Polyamorie, trans*, offene Beziehung, homosexuell – die Liste könnte unendlich sein. Vor allem im Bereich der Sexualität haben wir immer wieder unsere Probleme mit Menschen, die nicht unserer Vorstellung entsprechen. Dies, weil wir eine Norm verinnerlicht haben, die für uns als die einzig richtige gilt: Eine monogame, heterosexuelle Beziehung mit bestenfalls zwei Kindern.

 Der Grund, weshalb so viele Menschen alles, was von dieser Norm abweicht, ablehnen, ist Angst. Angst, dass es einen selber betreffen könnte und so ihr eigenes Modell in Frage gestellt wird.

Wir Menschen versuchen, Normen zu setzen, diese als richtig und gültig zu «vertreten/anzunehmen», um für uns selber Sicherheit zu schaffen. Begegnet uns etwas, das anders ist, stellt das scheinbar unser eigenes System in Frage. Indem wir das Andere abwerten, werten wir unser eigenes auf.

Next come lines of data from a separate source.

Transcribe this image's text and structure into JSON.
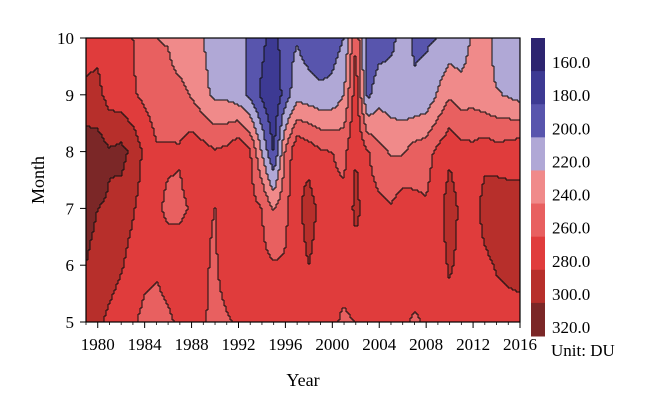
{
  "chart_data": {
    "type": "heatmap",
    "xlabel": "Year",
    "ylabel": "Month",
    "xlim": [
      1979,
      2016
    ],
    "ylim": [
      5,
      10
    ],
    "x_ticks": [
      1980,
      1984,
      1988,
      1992,
      1996,
      2000,
      2004,
      2008,
      2012,
      2016
    ],
    "y_ticks": [
      5,
      6,
      7,
      8,
      9,
      10
    ],
    "colorbar": {
      "unit_label": "Unit: DU",
      "levels": [
        "160.0",
        "180.0",
        "200.0",
        "220.0",
        "240.0",
        "260.0",
        "280.0",
        "300.0",
        "320.0"
      ],
      "colors": [
        "#2d2470",
        "#3d3a93",
        "#5855ad",
        "#b0a8d6",
        "#f08a8a",
        "#e86060",
        "#e03c3c",
        "#b72f2b",
        "#7b2727"
      ]
    },
    "years": [
      1979,
      1980,
      1981,
      1982,
      1983,
      1984,
      1985,
      1986,
      1987,
      1988,
      1989,
      1990,
      1991,
      1992,
      1993,
      1994,
      1995,
      1996,
      1997,
      1998,
      1999,
      2000,
      2001,
      2002,
      2003,
      2004,
      2005,
      2006,
      2007,
      2008,
      2009,
      2010,
      2011,
      2012,
      2013,
      2014,
      2015,
      2016
    ],
    "months": [
      5,
      6,
      7,
      8,
      9,
      10
    ],
    "values": [
      [
        290,
        285,
        275,
        268,
        262,
        256,
        255,
        258,
        262,
        266,
        262,
        255,
        258,
        262,
        262,
        264,
        260,
        262,
        268,
        276,
        268,
        262,
        258,
        260,
        265,
        268,
        264,
        262,
        258,
        262,
        268,
        275,
        268,
        265,
        268,
        270,
        272,
        275
      ],
      [
        300,
        295,
        290,
        282,
        272,
        264,
        262,
        265,
        270,
        275,
        262,
        258,
        268,
        275,
        268,
        265,
        262,
        262,
        272,
        280,
        272,
        265,
        265,
        272,
        278,
        275,
        270,
        275,
        268,
        265,
        272,
        282,
        275,
        268,
        275,
        282,
        285,
        285
      ],
      [
        305,
        300,
        298,
        292,
        282,
        270,
        262,
        258,
        256,
        262,
        262,
        260,
        268,
        275,
        268,
        260,
        238,
        256,
        275,
        288,
        275,
        265,
        265,
        285,
        270,
        266,
        262,
        272,
        266,
        262,
        272,
        290,
        275,
        268,
        290,
        295,
        290,
        285
      ],
      [
        312,
        310,
        302,
        306,
        295,
        275,
        262,
        262,
        262,
        272,
        268,
        262,
        265,
        278,
        262,
        218,
        178,
        242,
        278,
        272,
        262,
        260,
        255,
        280,
        262,
        245,
        238,
        238,
        248,
        252,
        265,
        276,
        268,
        266,
        272,
        268,
        270,
        275
      ],
      [
        285,
        285,
        272,
        268,
        262,
        256,
        250,
        250,
        248,
        238,
        226,
        215,
        215,
        208,
        195,
        176,
        162,
        190,
        212,
        208,
        205,
        206,
        220,
        272,
        195,
        212,
        208,
        205,
        202,
        205,
        222,
        238,
        230,
        232,
        225,
        222,
        218,
        212
      ],
      [
        270,
        275,
        265,
        262,
        260,
        250,
        240,
        238,
        222,
        222,
        220,
        210,
        205,
        205,
        198,
        185,
        170,
        195,
        198,
        190,
        185,
        190,
        200,
        260,
        185,
        190,
        196,
        206,
        198,
        198,
        200,
        205,
        205,
        225,
        238,
        208,
        205,
        208
      ]
    ]
  }
}
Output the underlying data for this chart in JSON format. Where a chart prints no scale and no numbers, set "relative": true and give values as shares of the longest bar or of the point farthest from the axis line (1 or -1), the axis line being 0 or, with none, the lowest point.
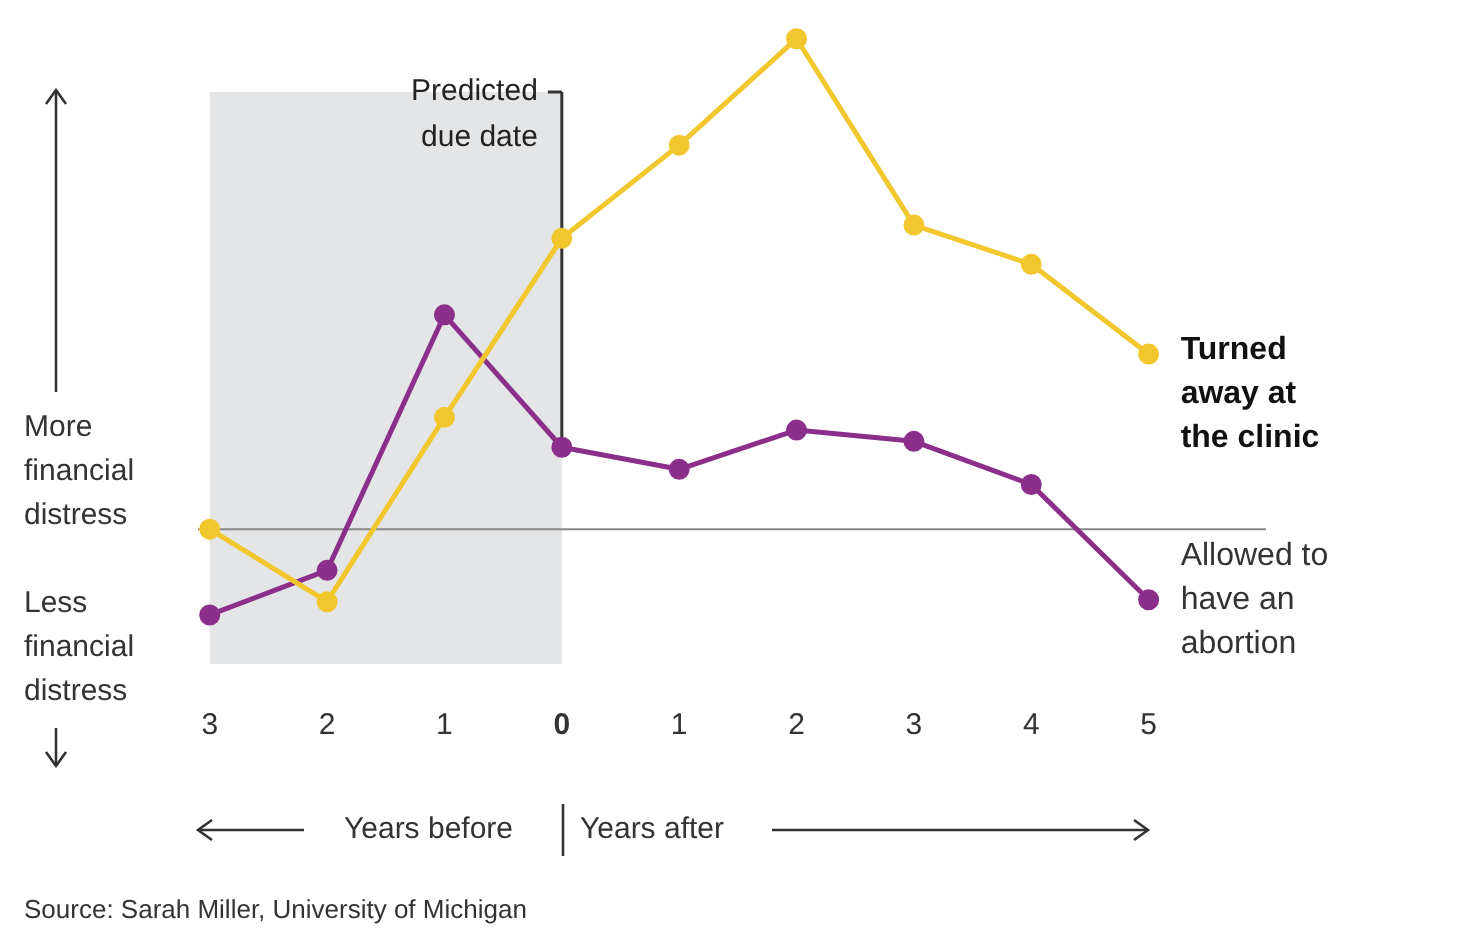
{
  "chart_data": {
    "type": "line",
    "relative": true,
    "x": [
      -3,
      -2,
      -1,
      0,
      1,
      2,
      3,
      4,
      5
    ],
    "xlim": [
      -3.1,
      6
    ],
    "xticks": [
      {
        "value": -3,
        "label": "3"
      },
      {
        "value": -2,
        "label": "2"
      },
      {
        "value": -1,
        "label": "1"
      },
      0,
      1,
      2,
      3,
      4,
      5
    ],
    "tick_labels": "x",
    "marker": "circle",
    "series": [
      {
        "name": "Turned away at the clinic",
        "color": "#f2c72e",
        "values": [
          0,
          -0.148,
          0.228,
          0.593,
          0.783,
          1,
          0.62,
          0.54,
          0.357
        ]
      },
      {
        "name": "Allowed to have an abortion",
        "color": "#8b2f8a",
        "values": [
          -0.175,
          -0.084,
          0.437,
          0.167,
          0.122,
          0.202,
          0.179,
          0.091,
          -0.144
        ]
      }
    ],
    "ref_lines": [
      {
        "axis": "x",
        "value": 0,
        "label": "Predicted due date",
        "color": "#333333"
      }
    ],
    "bands": [
      {
        "axis": "x",
        "from": -3,
        "to": 0,
        "color": "#e4e5e6"
      }
    ],
    "annotations": [
      "More financial distress",
      "Less financial distress",
      "Years before",
      "Years after",
      "Source: Sarah Miller, University of Michigan"
    ]
  }
}
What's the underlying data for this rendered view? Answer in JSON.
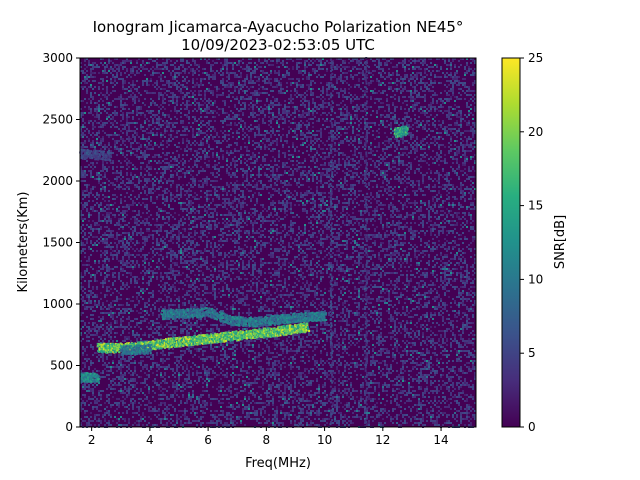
{
  "chart_data": {
    "type": "heatmap",
    "title_line1": "Ionogram Jicamarca-Ayacucho Polarization NE45°",
    "title_line2": "10/09/2023-02:53:05 UTC",
    "xlabel": "Freq(MHz)",
    "ylabel": "Kilometers(Km)",
    "xlim": [
      1.6,
      15.2
    ],
    "ylim": [
      0,
      3000
    ],
    "xticks": [
      2,
      4,
      6,
      8,
      10,
      12,
      14
    ],
    "yticks": [
      0,
      500,
      1000,
      1500,
      2000,
      2500,
      3000
    ],
    "grid": false,
    "colormap": "viridis",
    "colorbar": {
      "label": "SNR[dB]",
      "range": [
        0,
        25
      ],
      "ticks": [
        0,
        5,
        10,
        15,
        20,
        25
      ]
    },
    "background_level_db": 1,
    "features": [
      {
        "kind": "trace",
        "x": [
          2.2,
          2.8,
          3.4,
          4.0,
          4.6,
          5.2,
          5.8,
          6.4,
          7.0,
          7.6,
          8.2,
          8.8,
          9.4
        ],
        "y": [
          650,
          650,
          655,
          670,
          690,
          705,
          720,
          735,
          750,
          765,
          780,
          800,
          820
        ],
        "snr_db": 22
      },
      {
        "kind": "trace",
        "x": [
          4.4,
          5.2,
          6.0,
          6.8,
          7.6,
          8.4,
          9.2,
          10.0
        ],
        "y": [
          920,
          930,
          940,
          870,
          860,
          880,
          900,
          910
        ],
        "snr_db": 12
      },
      {
        "kind": "trace",
        "x": [
          1.6,
          2.2
        ],
        "y": [
          410,
          410
        ],
        "snr_db": 14
      },
      {
        "kind": "trace",
        "x": [
          3.0,
          4.0
        ],
        "y": [
          630,
          640
        ],
        "snr_db": 12
      },
      {
        "kind": "trace",
        "x": [
          1.6,
          2.6
        ],
        "y": [
          2230,
          2210
        ],
        "snr_db": 6
      },
      {
        "kind": "trace",
        "x": [
          12.4,
          12.8
        ],
        "y": [
          2400,
          2420
        ],
        "snr_db": 18
      },
      {
        "kind": "vertical",
        "x": 10.2,
        "y": [
          0,
          3000
        ],
        "snr_db": 5
      },
      {
        "kind": "vertical",
        "x": 11.4,
        "y": [
          0,
          3000
        ],
        "snr_db": 4
      },
      {
        "kind": "vertical",
        "x": 9.1,
        "y": [
          0,
          300
        ],
        "snr_db": 6
      }
    ]
  }
}
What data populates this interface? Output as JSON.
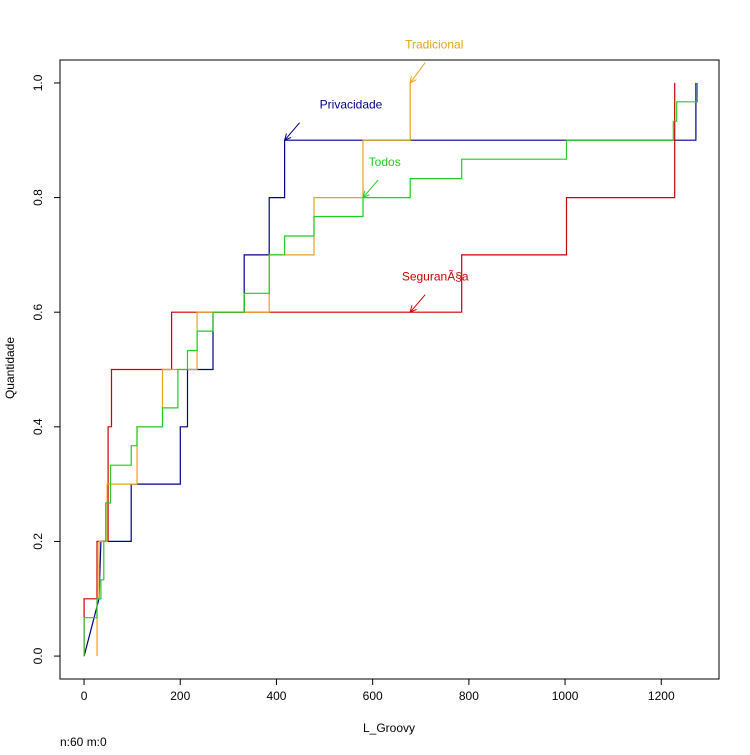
{
  "chart_data": {
    "type": "line",
    "step": true,
    "xlabel": "L_Groovy",
    "ylabel": "Quantidade",
    "footnote": "n:60 m:0",
    "xlim": [
      -50,
      1320
    ],
    "ylim": [
      -0.04,
      1.04
    ],
    "x_ticks": [
      0,
      200,
      400,
      600,
      800,
      1000,
      1200
    ],
    "y_ticks": [
      0.0,
      0.2,
      0.4,
      0.6,
      0.8,
      1.0
    ],
    "x_tick_labels": [
      "0",
      "200",
      "400",
      "600",
      "800",
      "1000",
      "1200"
    ],
    "y_tick_labels": [
      "0.0",
      "0.2",
      "0.4",
      "0.6",
      "0.8",
      "1.0"
    ],
    "grid": false,
    "series": [
      {
        "name": "Privacidade",
        "color": "#00008b",
        "points": [
          [
            0,
            0.0
          ],
          [
            31,
            0.1
          ],
          [
            35,
            0.2
          ],
          [
            98,
            0.2
          ],
          [
            98,
            0.3
          ],
          [
            200,
            0.3
          ],
          [
            200,
            0.4
          ],
          [
            215,
            0.4
          ],
          [
            215,
            0.5
          ],
          [
            268,
            0.5
          ],
          [
            268,
            0.6
          ],
          [
            333,
            0.6
          ],
          [
            333,
            0.7
          ],
          [
            385,
            0.7
          ],
          [
            385,
            0.8
          ],
          [
            417,
            0.8
          ],
          [
            417,
            0.9
          ],
          [
            1230,
            0.9
          ],
          [
            1230,
            0.9
          ],
          [
            1272,
            0.9
          ],
          [
            1272,
            1.0
          ]
        ],
        "annotation": {
          "text": "Privacidade",
          "label_x": 555,
          "label_y": 0.955,
          "arrow_x": 417,
          "arrow_y": 0.9
        }
      },
      {
        "name": "Segurança",
        "label_text": "SeguranÃ§a",
        "color": "#cd0000",
        "points": [
          [
            0,
            0.0
          ],
          [
            0,
            0.1
          ],
          [
            27,
            0.1
          ],
          [
            27,
            0.2
          ],
          [
            50,
            0.2
          ],
          [
            50,
            0.4
          ],
          [
            57,
            0.4
          ],
          [
            57,
            0.5
          ],
          [
            182,
            0.5
          ],
          [
            182,
            0.6
          ],
          [
            785,
            0.6
          ],
          [
            785,
            0.7
          ],
          [
            1003,
            0.7
          ],
          [
            1003,
            0.8
          ],
          [
            1228,
            0.8
          ],
          [
            1228,
            1.0
          ]
        ],
        "annotation": {
          "text": "SeguranÃ§a",
          "label_x": 730,
          "label_y": 0.655,
          "arrow_x": 678,
          "arrow_y": 0.6
        }
      },
      {
        "name": "Tradicional",
        "color": "#e8a317",
        "points": [
          [
            27,
            0.0
          ],
          [
            27,
            0.1
          ],
          [
            31,
            0.1
          ],
          [
            31,
            0.2
          ],
          [
            48,
            0.2
          ],
          [
            48,
            0.3
          ],
          [
            110,
            0.3
          ],
          [
            110,
            0.4
          ],
          [
            163,
            0.4
          ],
          [
            163,
            0.5
          ],
          [
            235,
            0.5
          ],
          [
            235,
            0.6
          ],
          [
            385,
            0.6
          ],
          [
            385,
            0.7
          ],
          [
            478,
            0.7
          ],
          [
            478,
            0.8
          ],
          [
            580,
            0.8
          ],
          [
            580,
            0.9
          ],
          [
            678,
            0.9
          ],
          [
            678,
            1.0
          ]
        ],
        "annotation": {
          "text": "Tradicional",
          "label_x": 728,
          "label_y": 1.06,
          "arrow_x": 678,
          "arrow_y": 1.0
        }
      },
      {
        "name": "Todos",
        "color": "#22cc22",
        "points": [
          [
            0,
            0.0
          ],
          [
            0,
            0.067
          ],
          [
            27,
            0.067
          ],
          [
            27,
            0.1
          ],
          [
            35,
            0.1
          ],
          [
            35,
            0.133
          ],
          [
            41,
            0.133
          ],
          [
            41,
            0.2
          ],
          [
            45,
            0.2
          ],
          [
            45,
            0.267
          ],
          [
            55,
            0.267
          ],
          [
            55,
            0.333
          ],
          [
            98,
            0.333
          ],
          [
            98,
            0.367
          ],
          [
            110,
            0.367
          ],
          [
            110,
            0.4
          ],
          [
            163,
            0.4
          ],
          [
            163,
            0.433
          ],
          [
            195,
            0.433
          ],
          [
            195,
            0.5
          ],
          [
            215,
            0.5
          ],
          [
            215,
            0.533
          ],
          [
            235,
            0.533
          ],
          [
            235,
            0.567
          ],
          [
            268,
            0.567
          ],
          [
            268,
            0.6
          ],
          [
            333,
            0.6
          ],
          [
            333,
            0.633
          ],
          [
            385,
            0.633
          ],
          [
            385,
            0.7
          ],
          [
            417,
            0.7
          ],
          [
            417,
            0.733
          ],
          [
            478,
            0.733
          ],
          [
            478,
            0.767
          ],
          [
            580,
            0.767
          ],
          [
            580,
            0.8
          ],
          [
            678,
            0.8
          ],
          [
            678,
            0.833
          ],
          [
            785,
            0.833
          ],
          [
            785,
            0.867
          ],
          [
            1003,
            0.867
          ],
          [
            1003,
            0.9
          ],
          [
            1225,
            0.9
          ],
          [
            1225,
            0.933
          ],
          [
            1232,
            0.933
          ],
          [
            1232,
            0.967
          ],
          [
            1275,
            0.967
          ],
          [
            1275,
            1.0
          ]
        ],
        "annotation": {
          "text": "Todos",
          "label_x": 625,
          "label_y": 0.855,
          "arrow_x": 580,
          "arrow_y": 0.8
        }
      }
    ]
  }
}
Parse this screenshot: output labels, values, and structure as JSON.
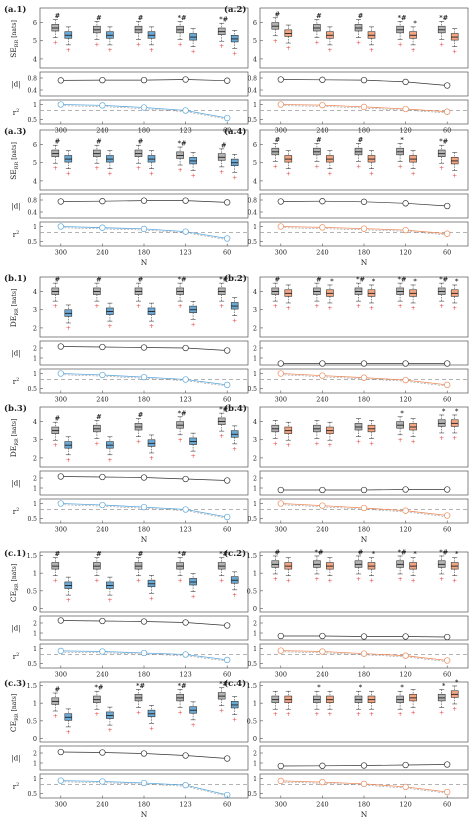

Das ist sehr schade und auch total unnötig. Viel schöner wäre es, wenn wir uns interessieren und in einen Dialog begeben könnten, offener zugehen und uns fragen würden, was andere Menschen anders und was sie allenfalls gleich machen, wieso das so ist, oder wieso etwas so empfunden wird.

In der Konsequenz wäre es natürlich sehr schön, wenn auch wir uns flexibler benehmen und ausprobieren dürften, ohne dass es dann immer an unseren Grundfesten rüttelt.